Shade indicated the crowns with a wave of his hand and smiled, revealing all his glossy, splendid teeth.
“Fruit of our labors,” he declared. “The data you brought back, coupled with my existing research, has led to a major breakthrough. My new Deceptors!”
“What do they do?” asked Ella.
“I have discovered the basic source of the Overlords’ power,” Shade continued, frowning at the interruption to his prepared speech. “Put simply, the silver globes you see atop various tall buildings—Projectors—are beaming out a form of radiation that has several effects. First, it slightly warps this reality, changing certain physical laws—and it is this effect that I believe was used to remove the adult po
pulation in the first place. It also allows your Change Talents to work. Second, devices implanted or even grown within the creatures allow them to take this radiation and convert it into various kinds of power. Antigravity for flight, supercharged muscles, enhanced senses, and so on.
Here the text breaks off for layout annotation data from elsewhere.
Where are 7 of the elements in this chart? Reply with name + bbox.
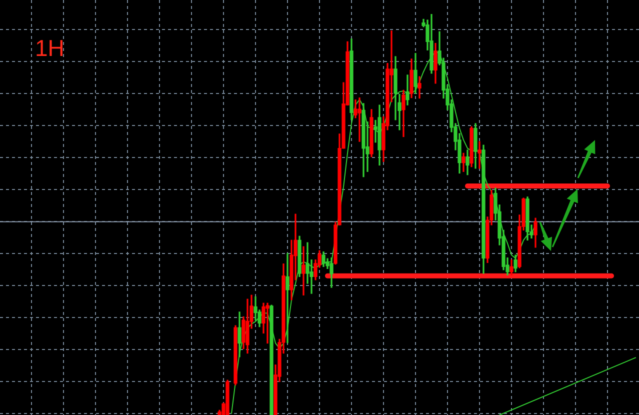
candlestick: [286, 253, 290, 344]
text: 1H: [35, 35, 64, 61]
candlestick: [302, 246, 306, 296]
candlestick: [358, 97, 362, 142]
candlestick: [418, 76, 422, 99]
candlestick: [478, 141, 482, 169]
candlestick: [266, 302, 270, 344]
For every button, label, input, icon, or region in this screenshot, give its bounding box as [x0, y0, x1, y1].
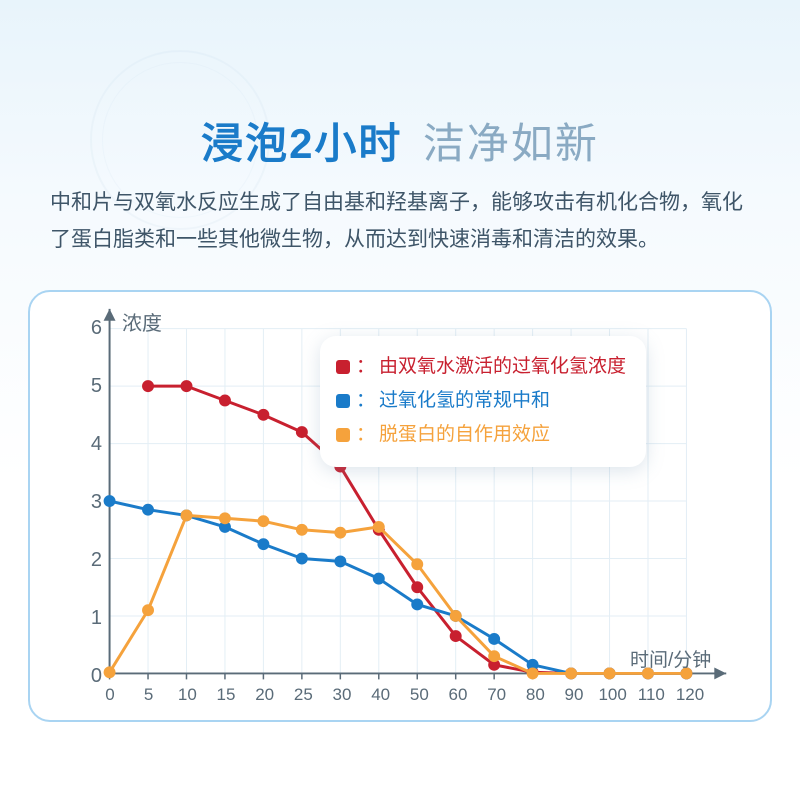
legend-colon: ： [356, 350, 375, 384]
title-main: 浸泡2小时 [201, 120, 402, 167]
x-tick: 100 [593, 685, 633, 705]
x-tick: 10 [167, 685, 207, 705]
x-tick: 120 [670, 685, 710, 705]
x-tick: 5 [129, 685, 169, 705]
legend-item: ：脱蛋白的自作用效应 [336, 418, 626, 452]
y-tick: 5 [72, 375, 102, 398]
legend-label: 由双氧水激活的过氧化氢浓度 [379, 350, 626, 384]
y-tick: 6 [72, 317, 102, 340]
x-tick: 40 [361, 685, 401, 705]
x-tick: 70 [477, 685, 517, 705]
legend-swatch [336, 428, 350, 442]
x-tick: 30 [322, 685, 362, 705]
x-tick: 15 [206, 685, 246, 705]
legend-colon: ： [356, 418, 375, 452]
legend-item: ：过氧化氢的常规中和 [336, 384, 626, 418]
y-tick: 3 [72, 491, 102, 514]
x-tick: 20 [245, 685, 285, 705]
description: 中和片与双氧水反应生成了自由基和羟基离子，能够攻击有机化合物，氧化了蛋白脂类和一… [50, 185, 750, 259]
x-tick: 110 [631, 685, 671, 705]
y-tick: 1 [72, 607, 102, 630]
chart-card: 浓度 时间/分钟 ：由双氧水激活的过氧化氢浓度：过氧化氢的常规中和：脱蛋白的自作… [28, 290, 772, 722]
x-axis-label: 时间/分钟 [630, 645, 711, 672]
legend-label: 过氧化氢的常规中和 [379, 384, 550, 418]
legend-colon: ： [356, 384, 375, 418]
legend-swatch [336, 394, 350, 408]
x-tick: 50 [399, 685, 439, 705]
x-tick: 60 [438, 685, 478, 705]
legend-item: ：由双氧水激活的过氧化氢浓度 [336, 350, 626, 384]
title-sub: 洁净如新 [423, 120, 599, 167]
legend-label: 脱蛋白的自作用效应 [379, 418, 550, 452]
x-tick: 80 [515, 685, 555, 705]
y-axis-label: 浓度 [122, 307, 162, 336]
x-tick: 90 [554, 685, 594, 705]
header: 浸泡2小时 洁净如新 [0, 110, 800, 171]
legend: ：由双氧水激活的过氧化氢浓度：过氧化氢的常规中和：脱蛋白的自作用效应 [320, 336, 646, 467]
y-tick: 2 [72, 549, 102, 572]
x-tick: 0 [90, 685, 130, 705]
legend-swatch [336, 360, 350, 374]
x-tick: 25 [283, 685, 323, 705]
y-tick: 4 [72, 433, 102, 456]
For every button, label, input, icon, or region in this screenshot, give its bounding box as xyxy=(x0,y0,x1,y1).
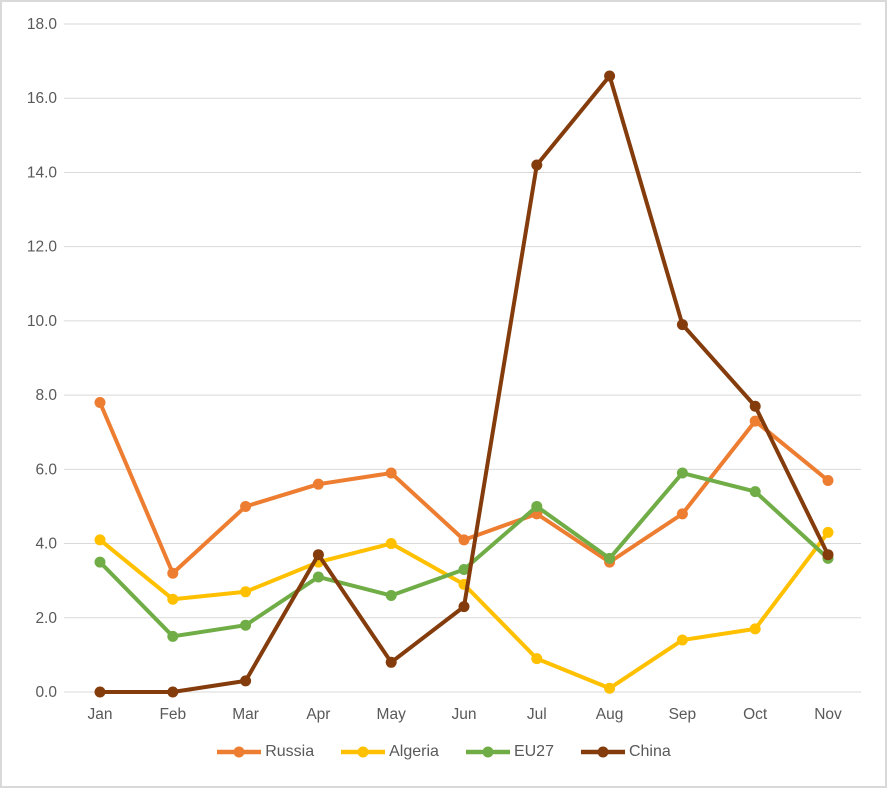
data-point-china-jun xyxy=(458,601,470,613)
data-point-eu27-jan xyxy=(94,556,106,568)
x-tick-label: Mar xyxy=(232,706,259,723)
data-point-russia-apr xyxy=(312,478,324,490)
x-tick-label: Jul xyxy=(527,706,547,723)
legend-marker-eu27-icon xyxy=(465,746,510,758)
data-point-eu27-apr xyxy=(312,571,324,583)
data-point-eu27-jun xyxy=(458,564,470,576)
data-point-russia-sep xyxy=(676,508,688,520)
data-point-china-may xyxy=(385,656,397,668)
data-point-eu27-jul xyxy=(531,500,543,512)
data-point-china-jul xyxy=(531,159,543,171)
x-tick-label: Feb xyxy=(159,706,186,723)
data-point-russia-may xyxy=(385,467,397,479)
data-point-russia-jun xyxy=(458,534,470,546)
y-tick-label: 2.0 xyxy=(35,610,57,627)
data-point-eu27-feb xyxy=(167,630,179,642)
legend-item-algeria: Algeria xyxy=(340,744,439,760)
y-tick-label: 14.0 xyxy=(27,164,58,181)
y-tick-label: 12.0 xyxy=(27,239,58,256)
data-point-russia-jan xyxy=(94,397,106,409)
data-point-algeria-aug xyxy=(604,682,616,694)
data-point-algeria-sep xyxy=(676,634,688,646)
data-point-algeria-may xyxy=(385,538,397,550)
data-point-algeria-jan xyxy=(94,534,106,546)
x-tick-label: Sep xyxy=(669,706,697,723)
legend-label: EU27 xyxy=(513,743,554,760)
legend-marker-china-icon xyxy=(580,746,625,758)
data-point-eu27-sep xyxy=(676,467,688,479)
x-tick-label: May xyxy=(377,706,407,723)
data-point-china-jan xyxy=(94,686,106,698)
data-point-russia-oct xyxy=(749,415,761,427)
data-point-eu27-mar xyxy=(240,619,252,631)
data-point-china-feb xyxy=(167,686,179,698)
x-tick-label: Nov xyxy=(814,706,842,723)
x-tick-label: Jan xyxy=(88,706,113,723)
x-tick-label: Oct xyxy=(743,706,768,723)
data-point-china-sep xyxy=(676,319,688,331)
data-point-algeria-feb xyxy=(167,593,179,605)
y-tick-label: 10.0 xyxy=(27,313,58,330)
series-line-china xyxy=(98,73,830,694)
data-point-russia-feb xyxy=(167,567,179,579)
legend: Russia Algeria EU27 China xyxy=(2,744,885,760)
data-point-eu27-aug xyxy=(604,552,616,564)
data-point-china-mar xyxy=(240,675,252,687)
y-tick-label: 18.0 xyxy=(27,16,58,33)
data-point-eu27-may xyxy=(385,590,397,602)
legend-item-eu27: EU27 xyxy=(465,744,554,760)
series-line-russia xyxy=(98,400,830,576)
data-point-china-apr xyxy=(312,549,324,561)
x-tick-label: Apr xyxy=(306,706,330,723)
y-tick-label: 6.0 xyxy=(35,461,57,478)
legend-item-russia: Russia xyxy=(216,744,314,760)
y-tick-label: 4.0 xyxy=(35,536,57,553)
legend-marker-russia-icon xyxy=(217,746,262,758)
legend-marker-algeria-icon xyxy=(341,746,386,758)
legend-label: Algeria xyxy=(389,743,439,760)
data-point-algeria-mar xyxy=(240,586,252,598)
data-point-china-oct xyxy=(749,400,761,412)
data-point-algeria-oct xyxy=(749,623,761,635)
x-tick-label: Aug xyxy=(596,706,624,723)
data-point-china-nov xyxy=(822,549,834,561)
x-tick-label: Jun xyxy=(452,706,477,723)
y-tick-label: 0.0 xyxy=(35,684,57,701)
data-point-algeria-jul xyxy=(531,653,543,665)
legend-label: China xyxy=(628,743,671,760)
y-tick-label: 8.0 xyxy=(35,387,57,404)
data-point-algeria-nov xyxy=(822,526,834,538)
legend-item-china: China xyxy=(580,744,671,760)
y-tick-label: 16.0 xyxy=(27,90,58,107)
data-point-russia-nov xyxy=(822,474,834,486)
data-point-russia-mar xyxy=(240,500,252,512)
data-point-china-aug xyxy=(604,70,616,82)
legend-label: Russia xyxy=(265,743,315,760)
data-point-eu27-oct xyxy=(749,486,761,498)
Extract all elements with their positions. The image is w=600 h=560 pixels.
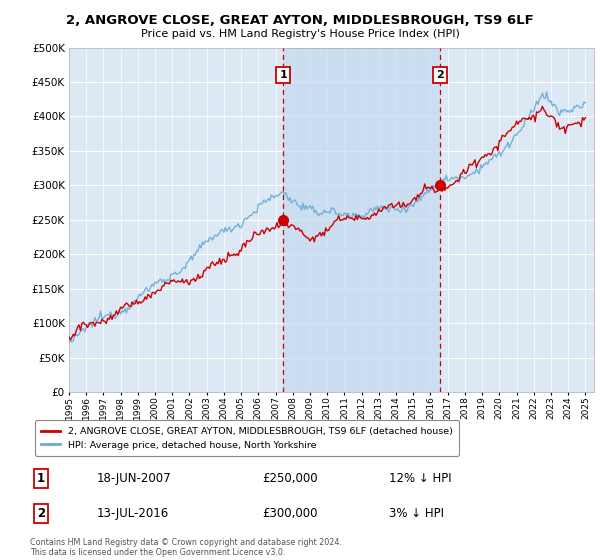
Text: 1: 1: [280, 70, 287, 80]
Text: 2: 2: [37, 507, 45, 520]
Text: 2: 2: [436, 70, 443, 80]
Text: 3% ↓ HPI: 3% ↓ HPI: [389, 507, 444, 520]
Text: 13-JUL-2016: 13-JUL-2016: [96, 507, 169, 520]
Text: £300,000: £300,000: [262, 507, 317, 520]
Text: 18-JUN-2007: 18-JUN-2007: [96, 472, 171, 485]
Text: 1: 1: [37, 472, 45, 485]
Text: 2, ANGROVE CLOSE, GREAT AYTON, MIDDLESBROUGH, TS9 6LF: 2, ANGROVE CLOSE, GREAT AYTON, MIDDLESBR…: [66, 14, 534, 27]
Bar: [283, 48, 440, 392]
Text: Price paid vs. HM Land Registry's House Price Index (HPI): Price paid vs. HM Land Registry's House …: [140, 29, 460, 39]
Legend: 2, ANGROVE CLOSE, GREAT AYTON, MIDDLESBROUGH, TS9 6LF (detached house), HPI: Ave: 2, ANGROVE CLOSE, GREAT AYTON, MIDDLESBR…: [35, 420, 459, 456]
Text: Contains HM Land Registry data © Crown copyright and database right 2024.
This d: Contains HM Land Registry data © Crown c…: [30, 538, 342, 557]
Text: £250,000: £250,000: [262, 472, 317, 485]
Text: 12% ↓ HPI: 12% ↓ HPI: [389, 472, 451, 485]
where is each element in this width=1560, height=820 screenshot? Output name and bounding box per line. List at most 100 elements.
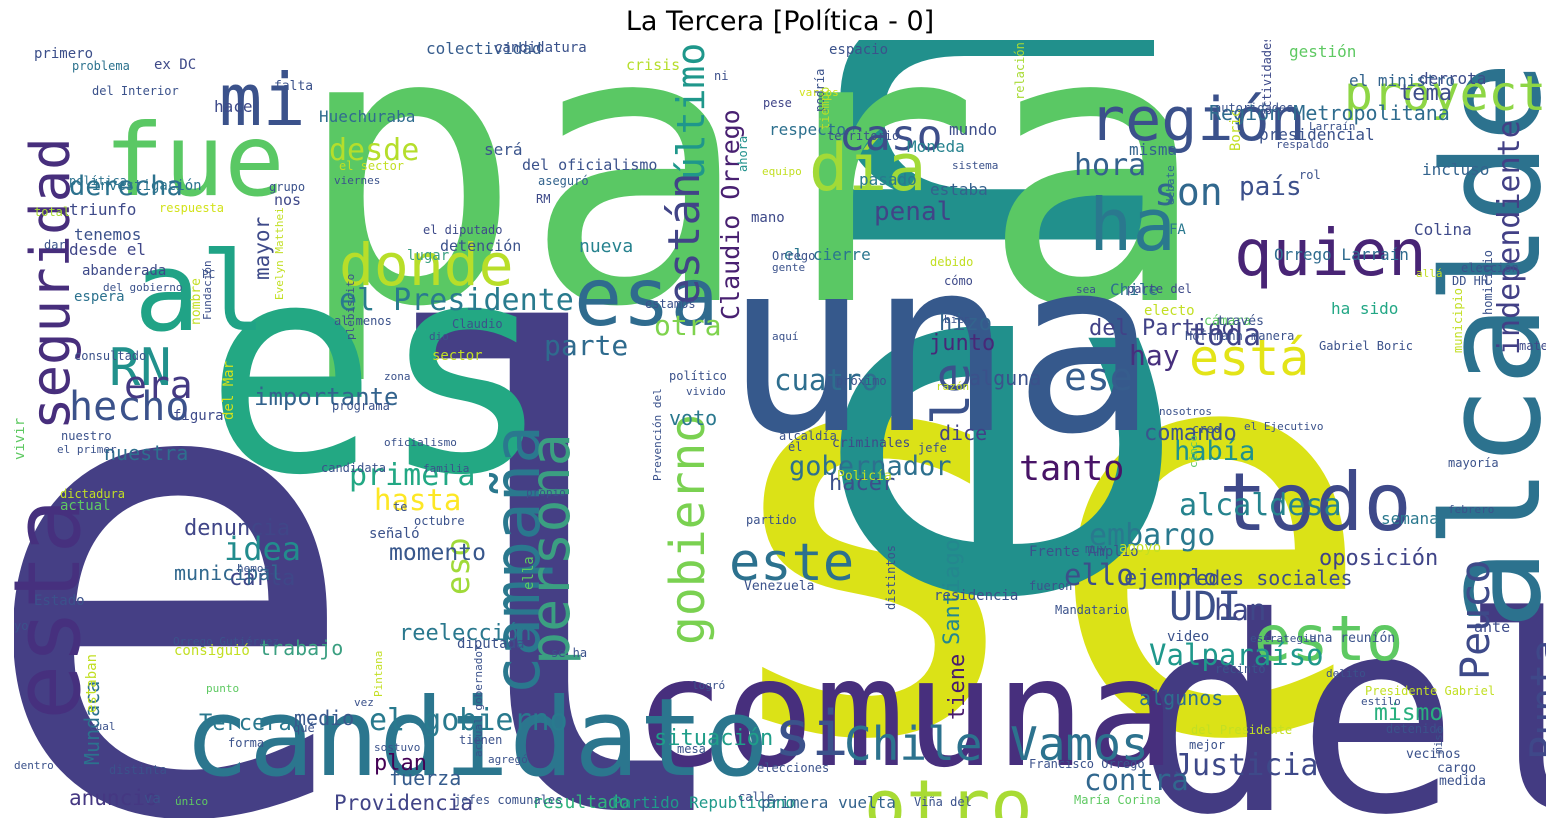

“Having discovered the true nature of the Projectors—a breakthrough worthy of a Nobel Prize in bygone days—I have created these devices. They use the Overlords’ own power and turn it against them. When you wear a Deceptor, you will be practically invisible to the creatures, because the device reflects Projector power in such a way that it baffles their sensory augmentation.”
He smiled again and leaned back in his chair, chest inflating with obvious pride in the steel-and-gold contraptions.
No one spoke for a moment, as each digested Shade’s information. Then Drum raised one hand, the scars from his near drowning still starkly red on his palms.
“If they use this Projector power,” he said, pointing at the black boxes connected to the crowns, “why the mobile-phone batteries?”
“You weren’t listening, Drum,” Shade replied, the smile disappearing. “The Deceptors reflect the Projector radiation in a particular pattern. Unfortunately, for this prototype at least, electrical power is required. Hence the mobile-phone batteries you so cleverly identified.”
“How long will they last?” asked Ella, raising her hand and speaking at the same time.
“Six…or seven hours,” said Shade. “They lasted for eight and a half hours in test conditions…but there is a faint possibility that battery use will increase the closer you get to a Projector. Go on…pick them up…try them on. They’re adjustable at the back.”
The crowns were not as flimsy as they looked, and were reasonably comfortable once they were adjusted. In use, the batteries would fit in a belt pouch, the thin power cable clipped taut and worn down the back.